Há pelo menos uma diferença significativa entre uma leitura e uma releitura, mesmo quando esta é apenas parcial devido às numerosas alterações que a obra lida sofreu numa nova edição, e mesmo que entre uma e outra distem décadas: a leitura tende a prender-se pouco em pormenores, dirigindo a atenção para o fluir da história e para os seus grandes traços gerais; já na releitura os pormenores tornam-se bastante mais presentes. Óbvios até.
Foi o que me aconteceu agora ao reler este A Queda (bibliografia), noveleta de João Barreiros que abre o Terrarium. E sim, embora este texto seja novo enquanto parte individualizada do livro, considero-o uma releitura porque parte dele já constava do texto de abertura da edição original, pelo menos nas suas linhas gerais.
Trata-se, basicamente, da história de um assalto. Um tal Mr. Lux é acordado por um alarme e descobre que um grupo de ladrões penetrou num lugar secreto onde ele guarda umas coisas de imenso valor, descobrindo ao mesmo tempo que o lugar, afinal, não é tão secreto como supunha. Que coisas? McGuffins. O texto, de resto, abre com uma citação de Hitchcock em que ele explica o conceito, com a ironia que o caracterizava, e esssa é logo a primeira referência que contém. Mas não a última, que os McGuffins são vários e cada um constitui a sua própria referência (o próprio Falcão de Malta, um dos mais famosos McGuffins do cinema, se não o mais famoso de todos, faz a sua aparição), num jogo referencial entre autor e leitor a que as personagens, muitas vezes, estão completamente alheias. Afinal, estas são quase todas alienígenas (incluindo o Mr. Lux) e as referências são bem terrestres.

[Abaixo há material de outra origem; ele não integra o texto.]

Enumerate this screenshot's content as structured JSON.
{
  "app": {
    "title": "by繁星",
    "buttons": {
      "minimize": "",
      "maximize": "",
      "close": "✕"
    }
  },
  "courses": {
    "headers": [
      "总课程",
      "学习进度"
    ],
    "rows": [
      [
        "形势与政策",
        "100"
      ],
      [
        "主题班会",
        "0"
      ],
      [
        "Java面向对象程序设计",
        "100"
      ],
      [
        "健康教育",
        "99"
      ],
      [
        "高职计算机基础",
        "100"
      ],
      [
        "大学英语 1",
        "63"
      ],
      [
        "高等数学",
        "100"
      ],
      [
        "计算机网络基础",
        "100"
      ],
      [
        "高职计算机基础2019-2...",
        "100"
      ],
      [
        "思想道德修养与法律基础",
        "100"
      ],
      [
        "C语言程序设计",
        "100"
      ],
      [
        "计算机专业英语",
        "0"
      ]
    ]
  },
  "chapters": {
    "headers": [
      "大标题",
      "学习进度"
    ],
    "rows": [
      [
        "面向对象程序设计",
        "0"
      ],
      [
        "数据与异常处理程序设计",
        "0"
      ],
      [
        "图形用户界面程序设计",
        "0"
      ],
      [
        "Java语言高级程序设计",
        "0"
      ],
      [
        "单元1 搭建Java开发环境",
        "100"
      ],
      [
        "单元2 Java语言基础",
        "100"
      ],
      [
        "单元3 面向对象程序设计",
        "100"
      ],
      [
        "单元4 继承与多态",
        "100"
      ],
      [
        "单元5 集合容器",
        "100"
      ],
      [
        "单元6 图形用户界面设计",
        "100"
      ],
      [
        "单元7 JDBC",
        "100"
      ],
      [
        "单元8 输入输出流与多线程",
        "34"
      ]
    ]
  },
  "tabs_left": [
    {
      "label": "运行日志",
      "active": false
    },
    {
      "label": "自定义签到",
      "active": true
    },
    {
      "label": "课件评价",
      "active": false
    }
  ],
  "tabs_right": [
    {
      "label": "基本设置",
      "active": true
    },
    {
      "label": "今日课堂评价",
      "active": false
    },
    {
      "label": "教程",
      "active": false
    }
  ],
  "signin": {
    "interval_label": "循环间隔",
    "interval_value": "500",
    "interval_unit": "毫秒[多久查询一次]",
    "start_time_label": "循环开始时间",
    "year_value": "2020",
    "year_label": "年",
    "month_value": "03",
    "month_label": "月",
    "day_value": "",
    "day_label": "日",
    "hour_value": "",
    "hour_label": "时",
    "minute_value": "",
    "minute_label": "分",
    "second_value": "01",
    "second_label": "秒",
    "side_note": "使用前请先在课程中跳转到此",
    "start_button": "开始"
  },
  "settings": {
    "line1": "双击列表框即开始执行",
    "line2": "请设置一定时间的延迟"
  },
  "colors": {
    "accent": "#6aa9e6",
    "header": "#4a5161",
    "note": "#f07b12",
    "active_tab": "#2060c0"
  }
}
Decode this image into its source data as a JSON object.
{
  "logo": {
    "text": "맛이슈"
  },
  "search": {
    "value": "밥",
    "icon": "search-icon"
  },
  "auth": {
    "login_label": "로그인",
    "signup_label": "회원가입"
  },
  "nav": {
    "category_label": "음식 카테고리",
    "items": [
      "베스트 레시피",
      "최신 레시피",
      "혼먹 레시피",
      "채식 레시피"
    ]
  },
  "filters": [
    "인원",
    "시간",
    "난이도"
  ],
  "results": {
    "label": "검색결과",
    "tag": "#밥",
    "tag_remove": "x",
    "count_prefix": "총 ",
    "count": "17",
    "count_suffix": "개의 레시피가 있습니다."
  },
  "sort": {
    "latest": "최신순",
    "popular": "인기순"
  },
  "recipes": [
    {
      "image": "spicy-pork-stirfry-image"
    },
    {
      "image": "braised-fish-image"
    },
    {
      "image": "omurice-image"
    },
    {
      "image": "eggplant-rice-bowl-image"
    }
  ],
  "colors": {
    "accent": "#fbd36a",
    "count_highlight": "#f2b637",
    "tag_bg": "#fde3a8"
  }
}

Além disso, nem só de McGuffins se faz o jogo de referências. Ele começa, de resto, na própria capa, que nesta edição mantém uma coisa em comum com a da edição original: a imagem da capa de uma velha revista pulp, a qual é também um dos objetos roubados ao Mr. Lux.
Mas não é só o jogo de referências que faz aparecer os McGuffins. Estes são usados como é devido: servindo como truques literários para desenvolver a história e apresentar todo o universo ficcional em que esta se desenvolve. De resto, neste A Queda é a apresentação do cenário que mais importa: um cenário de FC bastante típico, no qual uma quantidade de espécies alienígenas dos mais diversos géneros chegam à Terra, em fuga do centro da Galáxia de onde outros alienígenas mais poderosos as haviam expulsado, e aqui se instalam, independentemente da vontade humana, parcialmente à superfície, parcialmente em órbita num gigantesco anel formado com os restos mais ou menos desmantelados das suas naves interestelares. E o resultado é o caos.
É nesse caos que o Mr. Lux é roubado, e é também nele que vai tratar de encontrar quem o roubou, não só para recuperar os objetos roubados mas também para se vingar da impertinência. Justiça pelas próprias mãos, dizem vocês? Claro. Esperavam o quê? O Lux é um durão, com fartura de truques na manga, ainda que os assaltantes também tenham os seus. Mas sim, tem sucesso. Algum. Parcial.
Mas é boa, a noveleta? Claro que é. Estamos a falar do Terrarium.